Sheet metal forming in medium-high volume production environments is often completed through the use of a Transfer Press operating a number of dies as a complete system. Each die in the system is responsible for adding more shape to the part until the metal work piece attains its final shape. What makes transfer stamping unique is that a single press operates a number of tools, the movement of the sheet metal work piece from one operation to the next is performed by automation either built into the press or onto the dies. With each closing of the press the entire system of tools will close, each performing its designed work to the sheet metal. Upon opening the built in transfer mechanism moves the workpiece from one operation to the next in the sequence. 

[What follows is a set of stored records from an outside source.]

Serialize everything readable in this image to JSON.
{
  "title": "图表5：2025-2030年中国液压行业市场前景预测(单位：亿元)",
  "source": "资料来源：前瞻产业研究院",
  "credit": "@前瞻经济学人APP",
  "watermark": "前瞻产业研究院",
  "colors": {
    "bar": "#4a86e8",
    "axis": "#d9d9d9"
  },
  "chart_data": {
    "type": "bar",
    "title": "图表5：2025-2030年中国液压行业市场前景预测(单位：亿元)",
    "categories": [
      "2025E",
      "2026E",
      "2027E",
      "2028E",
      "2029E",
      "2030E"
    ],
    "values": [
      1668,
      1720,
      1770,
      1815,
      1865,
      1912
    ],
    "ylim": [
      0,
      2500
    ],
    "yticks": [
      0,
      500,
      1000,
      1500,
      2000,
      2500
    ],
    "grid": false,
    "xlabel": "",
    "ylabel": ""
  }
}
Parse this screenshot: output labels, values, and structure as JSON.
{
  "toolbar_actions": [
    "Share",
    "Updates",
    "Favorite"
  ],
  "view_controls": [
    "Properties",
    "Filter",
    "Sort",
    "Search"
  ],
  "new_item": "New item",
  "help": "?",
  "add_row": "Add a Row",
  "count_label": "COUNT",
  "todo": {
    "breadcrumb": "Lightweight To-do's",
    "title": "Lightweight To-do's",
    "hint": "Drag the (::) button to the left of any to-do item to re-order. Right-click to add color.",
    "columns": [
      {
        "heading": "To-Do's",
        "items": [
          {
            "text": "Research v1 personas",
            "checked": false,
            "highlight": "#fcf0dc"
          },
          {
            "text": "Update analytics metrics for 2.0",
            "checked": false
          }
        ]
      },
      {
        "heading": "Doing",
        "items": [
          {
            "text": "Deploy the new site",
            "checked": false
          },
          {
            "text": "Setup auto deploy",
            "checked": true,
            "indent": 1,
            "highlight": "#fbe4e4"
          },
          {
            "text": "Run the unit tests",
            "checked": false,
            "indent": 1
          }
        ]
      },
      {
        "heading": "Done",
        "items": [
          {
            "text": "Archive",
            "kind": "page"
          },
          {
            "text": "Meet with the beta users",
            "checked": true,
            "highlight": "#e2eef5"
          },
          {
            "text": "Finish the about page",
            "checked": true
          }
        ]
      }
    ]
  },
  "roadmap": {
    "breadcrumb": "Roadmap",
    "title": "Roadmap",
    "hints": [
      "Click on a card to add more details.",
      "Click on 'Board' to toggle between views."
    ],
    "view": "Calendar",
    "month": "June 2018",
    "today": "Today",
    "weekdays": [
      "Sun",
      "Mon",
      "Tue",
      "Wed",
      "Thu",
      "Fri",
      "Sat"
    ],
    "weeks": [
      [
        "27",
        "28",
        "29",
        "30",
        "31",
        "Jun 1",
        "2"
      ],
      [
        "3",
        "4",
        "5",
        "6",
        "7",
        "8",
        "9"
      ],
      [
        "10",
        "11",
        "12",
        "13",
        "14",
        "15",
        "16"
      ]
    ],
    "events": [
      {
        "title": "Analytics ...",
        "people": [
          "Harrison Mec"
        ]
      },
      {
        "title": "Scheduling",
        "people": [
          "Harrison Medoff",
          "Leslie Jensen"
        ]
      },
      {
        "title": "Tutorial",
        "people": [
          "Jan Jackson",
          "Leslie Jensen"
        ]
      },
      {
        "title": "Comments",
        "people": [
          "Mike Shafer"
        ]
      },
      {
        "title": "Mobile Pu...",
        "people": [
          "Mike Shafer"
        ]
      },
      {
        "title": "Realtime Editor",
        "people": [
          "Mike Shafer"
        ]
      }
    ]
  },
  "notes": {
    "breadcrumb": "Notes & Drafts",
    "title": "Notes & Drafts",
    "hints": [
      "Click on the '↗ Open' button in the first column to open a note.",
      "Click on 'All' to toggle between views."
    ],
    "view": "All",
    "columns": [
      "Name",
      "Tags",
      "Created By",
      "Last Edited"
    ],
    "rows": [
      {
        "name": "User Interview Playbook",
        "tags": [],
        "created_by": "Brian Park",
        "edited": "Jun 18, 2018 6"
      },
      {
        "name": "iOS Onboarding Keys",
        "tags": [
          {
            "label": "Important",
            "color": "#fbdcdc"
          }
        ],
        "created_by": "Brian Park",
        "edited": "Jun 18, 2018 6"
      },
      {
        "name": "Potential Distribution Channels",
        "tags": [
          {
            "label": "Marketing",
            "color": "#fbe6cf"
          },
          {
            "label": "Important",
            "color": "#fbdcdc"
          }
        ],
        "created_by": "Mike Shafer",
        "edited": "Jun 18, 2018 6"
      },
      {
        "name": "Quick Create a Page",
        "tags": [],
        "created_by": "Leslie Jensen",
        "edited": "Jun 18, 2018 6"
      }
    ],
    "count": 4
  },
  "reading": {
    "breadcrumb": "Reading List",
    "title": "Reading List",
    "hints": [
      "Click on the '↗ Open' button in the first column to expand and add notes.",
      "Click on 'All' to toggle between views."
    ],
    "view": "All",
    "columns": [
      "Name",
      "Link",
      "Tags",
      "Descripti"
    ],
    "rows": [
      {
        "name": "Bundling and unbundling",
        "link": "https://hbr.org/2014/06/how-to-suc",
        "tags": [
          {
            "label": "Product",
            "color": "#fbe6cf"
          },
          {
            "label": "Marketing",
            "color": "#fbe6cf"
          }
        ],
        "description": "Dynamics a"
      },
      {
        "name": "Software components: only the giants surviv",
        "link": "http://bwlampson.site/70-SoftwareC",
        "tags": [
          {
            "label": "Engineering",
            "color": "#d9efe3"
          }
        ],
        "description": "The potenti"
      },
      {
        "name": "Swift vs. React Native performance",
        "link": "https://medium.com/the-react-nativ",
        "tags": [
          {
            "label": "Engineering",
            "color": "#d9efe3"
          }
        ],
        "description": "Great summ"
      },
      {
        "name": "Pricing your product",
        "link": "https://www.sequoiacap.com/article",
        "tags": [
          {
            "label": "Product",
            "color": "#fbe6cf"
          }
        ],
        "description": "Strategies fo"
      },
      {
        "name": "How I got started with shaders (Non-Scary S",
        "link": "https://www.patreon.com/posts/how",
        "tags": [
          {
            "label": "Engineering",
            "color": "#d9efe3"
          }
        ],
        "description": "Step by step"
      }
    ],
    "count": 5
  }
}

In the past these operations may have been performed using individual presses and the workpieces may have been moved from press to press, and die to die, by hand. As Automation improved hand loading was replaced by pick and place automation and by robots.  The transfer press is a natural extension of this practice, simplifying the operation by having all tools in a single large press and using automation which is specifically designed for the press operations.

Transfer mechanisms

Tri-axis transfer 

Named for the movement of the transfer mechanism, tri-axis transfer mechanisms motion is defined by the three (3) axes of movement made by the part manipulators each press stroke. On the press downstroke the automation which will likely be holding the work piece will lower the work piece to the tool and retract to leave the part on the tool. At the bottom of the stroke the automation mechanism in the retracted state will cycle backward one pitch to position itself adjacent to the next workpiece. As the press cycles upward the part manipulators will index inward to pick up the next work piece, continuing upward following the press ram, then indexing forward to next station. As the press reaches the top of its stroke, the process repeats. The three axes of motion are up-down, in-out, and forward-back.

Cross-bar transfer 

With a cross bar transfer mechanism, the in-out axes of movement is constrained by an automation bar spanning the die space. Commonly mounted with suction cups, this cross bar will pick the workpiece up from above and release the part, dropping it into place at the next station. With only two axes of motion and the automation spanning the die space, the cross bar transfer mechanism must "dwell" between adjacent tools between each press stroke.